You’re calmer as you leave the darkroom, the disappointment already shrinking. You’re used to it by now, and there’s no time to dwell on it. You have too much to do, too much to prepare. Thinking about that puts a spring back in your step. Failure’s always frustrating, but you need to keep things in perspective.

There’s always next time.

CHAPTER 11

TOM CALLED ME before I left the hotel next morning. ‘The TBI have found human remains at Steeple Hill.’ He paused. ‘These haven’t been buried.’

Rather than take two cars he came to the hotel to pick me up. There was no debate this time over whether I would accompany him, only a tacit agreement that he wasn’t going to try to manage by himself. I’d wondered what sort of mood he’d be in after the night before, whether there’d be any regret over announcing his retirement. If there was he hid it well.

‘So… how are you feeling?’ I asked, as we set off.

He hunched a shoulder in a shrug. ‘Retirement won’t be the end of the world. Life goes on, doesn’t it?’

I agreed that it did.

The sun was out this time as we approached the paint-flaking gates to Steeple Hill. The thick pine woods bordering the lawns looked impenetrable, as though it were still night amongst their close-packed trunks.
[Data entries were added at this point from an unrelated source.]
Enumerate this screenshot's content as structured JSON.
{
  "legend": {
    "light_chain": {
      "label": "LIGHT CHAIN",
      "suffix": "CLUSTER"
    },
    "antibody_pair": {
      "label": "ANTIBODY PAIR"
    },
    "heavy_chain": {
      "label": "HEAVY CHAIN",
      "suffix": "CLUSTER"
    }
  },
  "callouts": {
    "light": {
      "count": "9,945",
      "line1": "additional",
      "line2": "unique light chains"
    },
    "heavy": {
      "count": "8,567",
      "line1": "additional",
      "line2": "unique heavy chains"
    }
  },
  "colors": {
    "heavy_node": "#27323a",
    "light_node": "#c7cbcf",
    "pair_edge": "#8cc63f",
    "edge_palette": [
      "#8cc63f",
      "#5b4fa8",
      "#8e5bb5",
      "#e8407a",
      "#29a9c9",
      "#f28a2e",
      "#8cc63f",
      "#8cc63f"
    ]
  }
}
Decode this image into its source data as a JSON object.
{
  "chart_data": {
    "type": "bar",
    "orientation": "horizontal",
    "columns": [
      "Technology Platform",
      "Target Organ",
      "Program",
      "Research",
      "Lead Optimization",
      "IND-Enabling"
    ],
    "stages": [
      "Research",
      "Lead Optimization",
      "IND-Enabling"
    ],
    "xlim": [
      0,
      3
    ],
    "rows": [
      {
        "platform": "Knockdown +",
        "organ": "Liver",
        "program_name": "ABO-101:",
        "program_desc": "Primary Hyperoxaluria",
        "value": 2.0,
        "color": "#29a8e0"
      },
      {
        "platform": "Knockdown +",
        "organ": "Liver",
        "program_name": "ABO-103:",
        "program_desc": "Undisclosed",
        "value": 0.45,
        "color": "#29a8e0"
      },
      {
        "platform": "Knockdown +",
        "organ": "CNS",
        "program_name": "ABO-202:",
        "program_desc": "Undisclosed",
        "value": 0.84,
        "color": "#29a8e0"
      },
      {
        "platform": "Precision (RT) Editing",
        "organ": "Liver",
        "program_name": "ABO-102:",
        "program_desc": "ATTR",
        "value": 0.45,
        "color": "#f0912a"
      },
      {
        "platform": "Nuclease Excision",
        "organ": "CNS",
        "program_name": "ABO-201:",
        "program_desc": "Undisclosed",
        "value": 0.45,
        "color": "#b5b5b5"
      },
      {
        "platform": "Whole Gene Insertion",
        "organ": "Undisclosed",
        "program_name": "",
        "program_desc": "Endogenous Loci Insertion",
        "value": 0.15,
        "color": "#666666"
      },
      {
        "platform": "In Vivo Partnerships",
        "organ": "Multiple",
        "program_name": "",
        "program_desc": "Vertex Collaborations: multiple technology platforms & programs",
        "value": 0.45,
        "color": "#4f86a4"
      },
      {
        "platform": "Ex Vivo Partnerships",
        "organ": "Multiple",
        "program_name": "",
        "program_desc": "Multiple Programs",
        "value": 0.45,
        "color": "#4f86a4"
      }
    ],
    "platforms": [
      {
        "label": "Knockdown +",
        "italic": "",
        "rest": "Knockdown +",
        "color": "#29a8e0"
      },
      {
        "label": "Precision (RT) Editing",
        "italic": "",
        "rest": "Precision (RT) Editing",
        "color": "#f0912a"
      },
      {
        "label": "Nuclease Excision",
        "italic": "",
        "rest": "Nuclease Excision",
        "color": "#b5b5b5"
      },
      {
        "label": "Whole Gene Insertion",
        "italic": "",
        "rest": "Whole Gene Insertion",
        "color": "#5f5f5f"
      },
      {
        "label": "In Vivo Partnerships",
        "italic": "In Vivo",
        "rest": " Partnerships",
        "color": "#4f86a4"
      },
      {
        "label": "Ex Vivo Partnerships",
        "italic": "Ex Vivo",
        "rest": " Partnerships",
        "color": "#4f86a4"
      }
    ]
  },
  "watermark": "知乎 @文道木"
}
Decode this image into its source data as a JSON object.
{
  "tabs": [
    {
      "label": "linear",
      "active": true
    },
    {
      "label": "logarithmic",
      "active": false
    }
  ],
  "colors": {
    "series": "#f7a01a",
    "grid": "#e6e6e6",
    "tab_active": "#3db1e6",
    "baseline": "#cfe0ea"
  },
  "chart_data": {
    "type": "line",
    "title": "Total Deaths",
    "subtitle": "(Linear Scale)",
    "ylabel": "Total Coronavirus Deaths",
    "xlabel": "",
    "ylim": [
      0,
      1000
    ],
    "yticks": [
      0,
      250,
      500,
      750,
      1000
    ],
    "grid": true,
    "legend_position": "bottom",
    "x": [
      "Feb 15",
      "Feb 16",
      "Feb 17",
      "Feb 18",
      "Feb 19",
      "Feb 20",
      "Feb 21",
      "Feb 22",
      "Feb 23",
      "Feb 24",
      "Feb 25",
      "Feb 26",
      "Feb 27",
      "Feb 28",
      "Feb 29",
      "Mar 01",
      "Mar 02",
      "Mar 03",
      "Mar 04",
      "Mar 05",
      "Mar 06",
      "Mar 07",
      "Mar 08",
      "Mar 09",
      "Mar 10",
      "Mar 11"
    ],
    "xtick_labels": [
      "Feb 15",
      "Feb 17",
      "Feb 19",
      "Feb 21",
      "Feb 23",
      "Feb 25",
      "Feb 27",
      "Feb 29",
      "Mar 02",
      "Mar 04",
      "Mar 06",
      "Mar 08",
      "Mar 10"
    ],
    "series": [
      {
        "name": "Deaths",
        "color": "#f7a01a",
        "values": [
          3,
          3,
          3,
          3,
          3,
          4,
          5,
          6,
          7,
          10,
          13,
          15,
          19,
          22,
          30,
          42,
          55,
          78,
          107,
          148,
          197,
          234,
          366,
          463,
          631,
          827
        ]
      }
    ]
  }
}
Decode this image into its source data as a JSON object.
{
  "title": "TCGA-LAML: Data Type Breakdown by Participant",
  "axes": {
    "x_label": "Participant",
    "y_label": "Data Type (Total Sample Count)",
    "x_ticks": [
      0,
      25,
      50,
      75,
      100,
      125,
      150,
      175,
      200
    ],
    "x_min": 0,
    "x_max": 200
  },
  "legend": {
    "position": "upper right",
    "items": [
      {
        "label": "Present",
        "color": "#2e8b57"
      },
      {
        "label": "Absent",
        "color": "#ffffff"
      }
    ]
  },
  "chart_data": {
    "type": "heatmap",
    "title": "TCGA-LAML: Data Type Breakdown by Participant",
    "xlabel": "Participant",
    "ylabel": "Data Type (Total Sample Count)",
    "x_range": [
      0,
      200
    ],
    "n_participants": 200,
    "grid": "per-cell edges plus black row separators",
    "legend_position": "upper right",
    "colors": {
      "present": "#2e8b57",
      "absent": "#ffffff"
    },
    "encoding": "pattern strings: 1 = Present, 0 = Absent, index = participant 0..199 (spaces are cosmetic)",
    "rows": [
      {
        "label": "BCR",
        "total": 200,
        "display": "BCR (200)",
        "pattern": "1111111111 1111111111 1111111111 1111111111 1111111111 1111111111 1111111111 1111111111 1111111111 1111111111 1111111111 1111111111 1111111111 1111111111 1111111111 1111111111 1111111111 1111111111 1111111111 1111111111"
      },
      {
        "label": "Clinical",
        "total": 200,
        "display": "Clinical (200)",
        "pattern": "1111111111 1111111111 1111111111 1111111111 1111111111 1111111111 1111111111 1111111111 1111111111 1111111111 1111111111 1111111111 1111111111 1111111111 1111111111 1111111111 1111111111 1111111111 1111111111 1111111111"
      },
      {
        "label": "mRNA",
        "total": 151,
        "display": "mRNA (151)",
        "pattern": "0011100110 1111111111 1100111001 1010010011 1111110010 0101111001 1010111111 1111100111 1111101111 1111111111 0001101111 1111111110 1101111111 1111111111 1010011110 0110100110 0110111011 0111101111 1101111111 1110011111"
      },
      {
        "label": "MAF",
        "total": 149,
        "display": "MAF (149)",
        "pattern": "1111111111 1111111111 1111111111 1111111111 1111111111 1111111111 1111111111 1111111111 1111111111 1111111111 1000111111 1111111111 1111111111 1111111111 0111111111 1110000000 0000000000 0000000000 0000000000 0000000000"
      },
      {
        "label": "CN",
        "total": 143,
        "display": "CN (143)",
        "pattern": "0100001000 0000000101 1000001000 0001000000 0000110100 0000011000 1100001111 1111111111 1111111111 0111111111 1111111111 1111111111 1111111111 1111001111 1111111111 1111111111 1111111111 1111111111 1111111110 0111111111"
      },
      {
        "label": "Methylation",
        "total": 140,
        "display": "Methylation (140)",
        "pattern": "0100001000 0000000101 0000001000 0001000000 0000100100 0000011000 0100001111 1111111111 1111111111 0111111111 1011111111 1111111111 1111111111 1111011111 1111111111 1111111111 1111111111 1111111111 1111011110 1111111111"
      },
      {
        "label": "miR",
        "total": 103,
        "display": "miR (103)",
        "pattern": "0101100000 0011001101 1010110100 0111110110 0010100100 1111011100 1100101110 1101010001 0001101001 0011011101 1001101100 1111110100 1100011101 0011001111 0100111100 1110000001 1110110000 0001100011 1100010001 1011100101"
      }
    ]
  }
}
Uniformed police officers stood outside the cemetery gate, barring entry to the press who had already assembled outside. Word that something had been found had obviously leaked. Coming on top of the exhumation, it had served as blood in the water to the news-hungry media. As Tom slowed down to show his ID, a photographer crouched to take a shot of us through the car window.

‘Tell him he can have my autograph for ten dollars,’ Tom grumbled, pulling inside.

We drove past the grave we’d exhumed last time and up to the main building. Steeple Hill’s chapel looked to have been built in the 1960s, when American optimism had extended even into the funeral industry. It was a cheap attempt at modernism, a flat-roofed, single-storey block that aspired to Frank Lloyd Wright but fell woefully short. The coloured glass bricks that made up one wall beside the entrance were grimy and cracked, and the proportions were wrong in a way I couldn’t quite put my finger on. A steeple was perched on top of the flat roof, looking as incongruous as a witch’s hat on a table. Mounted on its peak was a metal cross that resembled two rusty girders badly welded together.

Gardner was standing outside the chapel, talking to a group of forensic agents, their white overalls grimed and filthy. He came over when he saw us.

‘It’s round the back,’ he said without preamble.

A sudden sun-shower came from nowhere as we followed him round the side of the chapel, filling the air with silvered drops. It stopped as quickly as it started, leaving tiny rainbow prisms of light glistening on the grass and shrubs. Gardner led us down a thin gravel path that grew increasingly sparse and weed-choked the further we went. By the time we reached the tall yew hedge that screened the rear from view it was little more than a track worn in the grass.

But if the front of the chapel was run down, it was behind the hedge that Steeple Hill’s true shabbiness was revealed. An ugly, utilitarian extension backed on to an enclosed yard that was strewn with rusting tools and empty containers. Squashed cigarette stubs littered the floor near the open back door like dirty white lozenges. An air of neglect and dilapidation hung over it, and presiding over it all were the flies, weaving round in excited circles over the refuse.

‘That’s the mortuary in there,’ Gardner said, nodding towards the extension. ‘The crime scene team haven’t found anything yet, but the Environmental Protection Agency aren’t too happy about York’s housekeeping.’

The sound of raised voices came to us as we neared the doorway. Inside I could see Jacobsen, a good head smaller than the three men she was with, but with her chin lifted defiantly. I guessed two of the men were the EPA officials Gardner had mentioned. The third was York. His voice was a near shout, trembling with emotion as he stabbed a finger in the air.